Torna in libertà Pietro Genovese, il ventenne romano, figlio del regista Paolo, che la notte tra il 21 e il 22 dicembre 2019 alla guida di un Suv investì e uccise, a Roma in Corso Francia, le studentesse, Gaia Von Freymann e Camilla Romagnoli, entrambe 16enni (leggi l’articolo). Lo hanno disposto i giudici della Corte d’Appello di Roma. Il giovane, che era gravato della misura dell’obbligo di dimora, deve attendere ora la decisione del Tribunale di Sorveglianza che dovrà decidere su come fare scontare il residuo pena, circa 3 anni e 7 mesi.
L’8 luglio scorso (leggi l’articolo) Genovese aveva concordato, in Appello, una condanna definitiva a 5 anni e quattro mesi per omicidio stradale plurimo. In primo grado, il 19 dicembre scorso, Genovese era stato condannato in abbreviato dal gup Gaspare Sturzo a 8 anni di carcere, mentre il pm Roberto Felici ne aveva chiesti 5.
Con il concordato, accolto dalla Corte d’Appello a luglio, la pena era poi divenuta definitiva e il giovane ha potuto lasciare gli arresti domiciliari, dopo un anno e sette mesi. La Corte d’assise d’Appello aveva disposto per il giovane l’obbligo di dimora a Roma con permanenza nel proprio domicilio dalle 22 alle 7. La difesa di Genovese, rappresentata dall’avvocato Gianluca Tognozzi e Franco Coppi, aveva chiesto la libertà, ma la procura generale aveva espresso parere contrario.

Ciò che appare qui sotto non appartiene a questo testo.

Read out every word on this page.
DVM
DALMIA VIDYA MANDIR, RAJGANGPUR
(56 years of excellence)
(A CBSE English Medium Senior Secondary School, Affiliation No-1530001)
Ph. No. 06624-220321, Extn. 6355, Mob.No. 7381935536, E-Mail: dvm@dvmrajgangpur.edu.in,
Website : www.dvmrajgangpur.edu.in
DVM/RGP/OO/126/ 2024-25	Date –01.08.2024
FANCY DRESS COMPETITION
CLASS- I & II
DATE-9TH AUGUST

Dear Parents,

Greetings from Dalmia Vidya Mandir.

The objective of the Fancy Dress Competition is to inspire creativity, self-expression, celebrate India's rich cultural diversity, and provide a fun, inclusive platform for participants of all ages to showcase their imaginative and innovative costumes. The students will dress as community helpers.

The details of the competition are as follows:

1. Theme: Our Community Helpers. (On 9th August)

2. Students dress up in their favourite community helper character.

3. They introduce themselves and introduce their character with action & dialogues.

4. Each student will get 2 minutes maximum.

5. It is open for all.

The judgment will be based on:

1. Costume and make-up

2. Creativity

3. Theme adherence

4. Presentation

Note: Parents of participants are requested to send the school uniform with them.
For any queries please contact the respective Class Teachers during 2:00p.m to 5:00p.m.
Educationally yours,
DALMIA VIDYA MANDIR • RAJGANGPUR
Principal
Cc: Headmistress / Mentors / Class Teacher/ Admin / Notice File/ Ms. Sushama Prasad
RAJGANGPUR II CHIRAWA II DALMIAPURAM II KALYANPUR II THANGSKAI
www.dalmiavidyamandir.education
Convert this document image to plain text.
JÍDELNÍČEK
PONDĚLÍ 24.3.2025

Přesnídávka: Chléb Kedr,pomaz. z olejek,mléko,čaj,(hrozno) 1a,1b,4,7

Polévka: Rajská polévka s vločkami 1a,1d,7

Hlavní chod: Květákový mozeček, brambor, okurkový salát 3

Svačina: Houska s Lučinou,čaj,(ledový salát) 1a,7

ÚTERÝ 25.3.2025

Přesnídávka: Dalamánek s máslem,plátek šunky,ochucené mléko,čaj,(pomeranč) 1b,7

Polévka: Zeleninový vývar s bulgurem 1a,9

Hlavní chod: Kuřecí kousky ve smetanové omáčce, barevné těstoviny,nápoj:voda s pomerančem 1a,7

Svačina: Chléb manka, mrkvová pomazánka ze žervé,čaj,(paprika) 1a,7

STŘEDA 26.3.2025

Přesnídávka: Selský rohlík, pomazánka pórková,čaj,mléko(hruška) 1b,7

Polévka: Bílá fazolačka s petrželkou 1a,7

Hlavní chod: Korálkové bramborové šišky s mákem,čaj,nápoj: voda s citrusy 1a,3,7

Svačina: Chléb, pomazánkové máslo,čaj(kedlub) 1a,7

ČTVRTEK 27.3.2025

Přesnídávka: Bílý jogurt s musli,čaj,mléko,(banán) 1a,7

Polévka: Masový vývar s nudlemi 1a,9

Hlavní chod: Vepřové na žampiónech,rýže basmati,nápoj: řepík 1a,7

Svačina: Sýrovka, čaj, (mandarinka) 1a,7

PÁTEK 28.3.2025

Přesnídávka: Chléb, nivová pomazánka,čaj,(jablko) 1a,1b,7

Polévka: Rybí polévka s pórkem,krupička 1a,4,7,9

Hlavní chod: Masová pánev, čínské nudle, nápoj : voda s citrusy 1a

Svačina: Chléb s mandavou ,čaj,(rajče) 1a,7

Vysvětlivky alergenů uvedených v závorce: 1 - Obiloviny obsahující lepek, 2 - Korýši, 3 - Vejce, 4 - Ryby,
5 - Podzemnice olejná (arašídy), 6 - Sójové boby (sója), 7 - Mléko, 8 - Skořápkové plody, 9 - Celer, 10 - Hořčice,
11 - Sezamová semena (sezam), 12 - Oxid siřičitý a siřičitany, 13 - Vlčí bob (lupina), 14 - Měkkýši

La Corte aveva quindi optato per una via di mezzo, ritenendo che l’obbligo di dimora poteva soddisfare in modo adeguato “l’esigenza cautelare sociale”, tenuto conto dell’incensuratezza e del corretto comportamento processuale dell’imputato e del fatto che la patente di guida gli sia stata revocata. La Corte aveva anche revocato le statuizioni civili riguardanti le posizioni dei familiari delle vittime, perché il danno era stato risarcito dall’imputato attraverso l’assicurazione.
“La famiglia Romagnoli – affermano i familiari di Camilla tramite il legale Cesare Piraino -, ancora affranta dal dolore, preso atto con doveroso rispetto della decisione della Corte d’Appello, si augura soltanto che il Tribunale di Sorveglianza valuti con serenità, serietà e rigore l’istanza di affidamento al servizio sociale allargato che proporrà il condannato”.
Il tribunale di Sorveglianza, sottolineano ancora i famiglia della ragazza, è chiamato a valutare “il gravoso problema se il condannato, che dovrebbe espiare ancora poco meno di quattro anni di reclusione, abbia serbato un comportamento tale da consentire il giudizio che l’affidamento in prova, eventualmente da concedere, contribuisca alla rieducazione del reo e assicuri la prevenzione del pericolo che egli commetta altri reati”.